20th June 2009
We are almost into the last week of our expedition and I am starting to feel sad that we have to leave this paradise. For me the trip to Andavadoaka has been the best experience I have had since having children. My husband and I decided to leave behind the spoils of Australia and head to Madagascar where we could show our children how spoilt most Australian kids really are. I am extremely proud of how they have adapted. As I write I can hear them playing soccer outside our hut with the Malagasy kids and their laughter and giggles are much greater here than at home. They have their own pirogue (thanks to Bic) so now they have the freedom to explore the Mozambique Channel.
Every night I go to sleep with the sound of waves lapping at our hut’s door and I wake with the feeling I am on a yacht as I can see the tropical blue water from my bed. The morning begins with a run out to the phone point (approx 5km) to receive news from family and friends. Breakfast is at 8am (bok bok and a cuppa). We are usually up at the Bat Cave by 8.45, kitted up and ready to hear today’s dive brief.
Today we had our first recreational dive (no slates or data recording) at a site called “Recruitment”. After the cry of Raiky, Roa, Telo (which translates to 1, 2, 3 in Malagasy) our boat captain yells “DIVE” and over we go backwards; sometimes managing a perfectly executed backward somersault! Once in the water, my cumbersome equipment is forgotten and I am surrounded by peace and tranquillity. There is no sensation of cold as the water temperature here is around 24 degrees. The visibility is approximately 10 meters and the colours of the reef are amazing. This dive had loads of Tabular coral that sheltered both big and small colourful fish.
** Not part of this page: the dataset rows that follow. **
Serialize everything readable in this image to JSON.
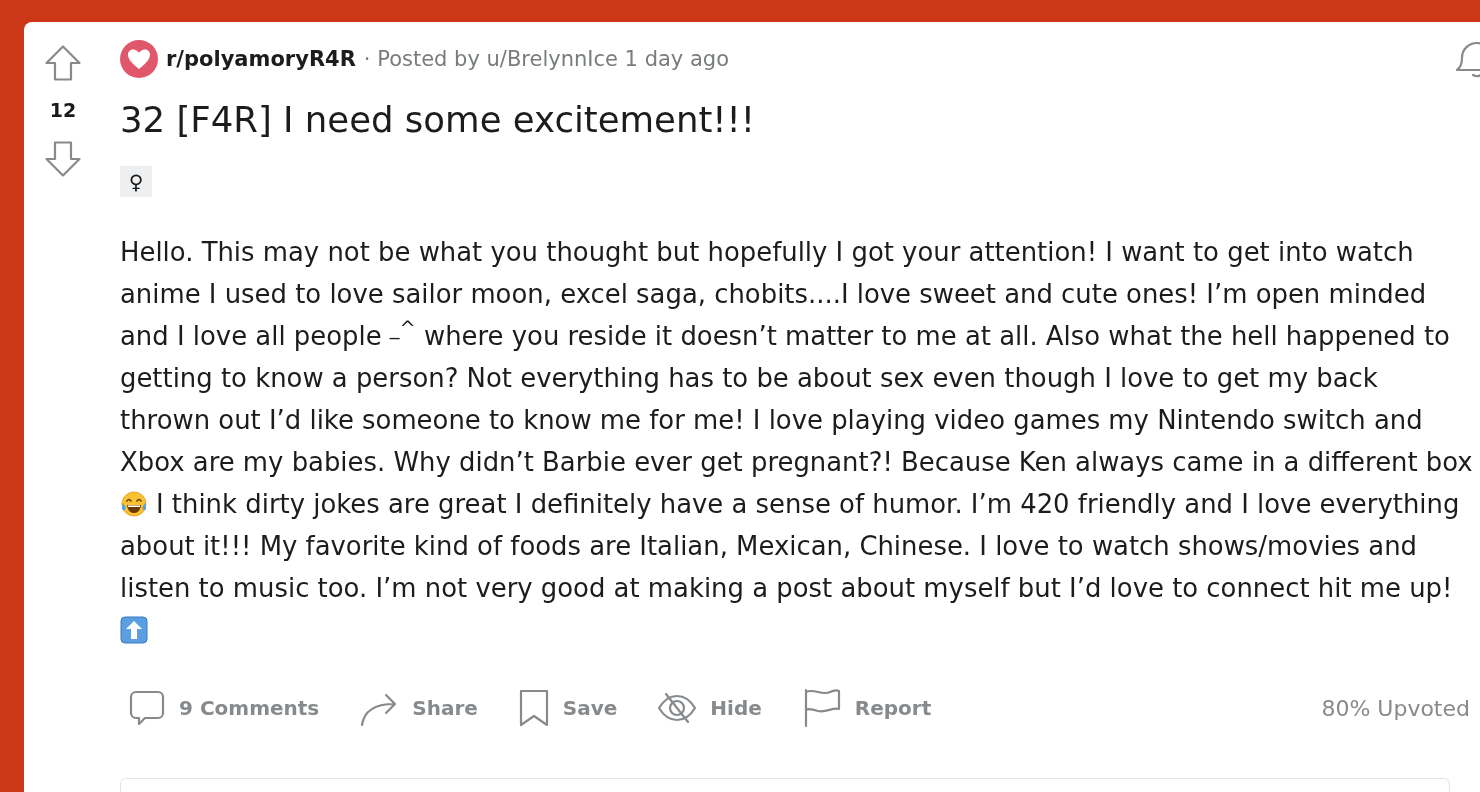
{
  "post": {
    "score": "12",
    "subreddit": "r/polyamoryR4R",
    "meta": "· Posted by u/BrelynnIce 1 day ago",
    "title": "32 [F4R] I need some excitement!!!",
    "flair": "♀",
    "body": [
      {
        "kind": "text",
        "text": "Hello. This may not be what you thought but hopefully I got your attention! I want to get into watch anime I used to love sailor moon, excel saga, chobits....I love sweet and cute ones! I’m open minded and I love all people $^{_^}$ where you reside it doesn’t matter to me at all. Also what the hell happened to getting to know a person? Not everything has to be about sex even though I love to get my back thrown out I’d like someone to know me for me! I love playing video games my Nintendo switch and Xbox are my babies. Why didn’t Barbie ever get pregnant?! Because Ken always came in a different box"
      },
      {
        "kind": "laugh"
      },
      {
        "kind": "text",
        "text": "I think dirty jokes are great I definitely have a sense of humor. I’m 420 friendly and I love everything about it!!! My favorite kind of foods are Italian, Mexican, Chinese. I love to watch shows/movies and listen to music too. I’m not very good at making a post about myself but I’d love to connect hit me up!"
      },
      {
        "kind": "uparrow"
      }
    ],
    "actions": [
      {
        "kind": "comments",
        "label": "9 Comments"
      },
      {
        "kind": "share",
        "label": "Share"
      },
      {
        "kind": "save",
        "label": "Save"
      },
      {
        "kind": "hide",
        "label": "Hide"
      },
      {
        "kind": "report",
        "label": "Report"
      }
    ],
    "upvote_ratio": "80% Upvoted"
  }
}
My aim was to see a Clown Trigger fish as this was the one fish that had eluded us so far and everyone was keen to spot one.
My husband and I sank to 14 meters then levelled out and finned our way to the edge of the reef. We saw lobster, most species of Butterfly fish, a magnificent Regal Angelfish and masses of Big eye snapper and sweepers. Ten minutes into the dive my husband taps me and points very calmly to my left. I look eagerly but have no idea what he is so excited about. Then I see it! The magnificent Clown Triggerfish in all its glory. I am mesmerised by its beauty and stay with it for five minutes conducting my own little conversation. I feel sad as I know my 11 year old son Vincent, would give anything to see this favourite fish of his. Should we tell him or keep it a secret? He was out there in his pirogue with his sister trying to locate his triggerfish, snorkelling on any bombie he could find.
Tonight Maggie (a BV staff member) organised the Miss Andavadoaka pageant to hopefully spread the word about contraception and family planning. The night was a huge success and finished around 1am. The next day was our day off so we hired a pirogue and sailed over to Nosy Hao for some snorkelling and exploring. There was not that much reef to see as most of it was dead but the trip was still relaxing and I met some local children (whom I gave all our lollies, coloured pencils and peanut brittle to as they were irresistible). The other volunteers chose to stay back and relax.
As I am writing Shawn, one of the BV staff members is teaching Olivia, my Year 9 daughter how to solve linear equations. The guy is an absolute legend and has taught us all so much, not only about Malagasy history but American history and socio-economics. All the staff have been brilliant and go out of their way to make you enjoy yourself. We only have 4 more dives left before our expedition concludes so we are counting down. It is going to be sad saying goodbye to everyone!!
We will all miss Bic’s homemade yoghurt, Georgie’s cooking lessons (cake and coconut balls made with the kids), Amanda’s amazing crazy sense of humour and of course those two friendly villagers in the techno house Charlie and Thomas!! Life in Andavadoaka will soon be a memory but one that will be treasured forever. Our expedition had only the 6 of us (an Aussie family of 4 and two U.K. residents) but we still managed to have a blast. The weather has been magnificent; only one day of diving missed due to strong winds. Every day is approximately 28 degrees so I really don’t want to head back to winter in Oz.
Strange things start to happen when you eat rice, fish and beans every day. We have all had dreams about food and imagine eating roast dinners and amazing desserts like apple and ice cream. Vincent (11) and Olivia (13) have even started a list of foods they are going to eat when they get home and have prioritised each item in terms of importance. Little things will certainly be appreciated!!!! School cannot teach them what they have learned here in Madagascar and I am sure they and the rest of us will all take something of value back from this incredible experience. Veloma !!!!!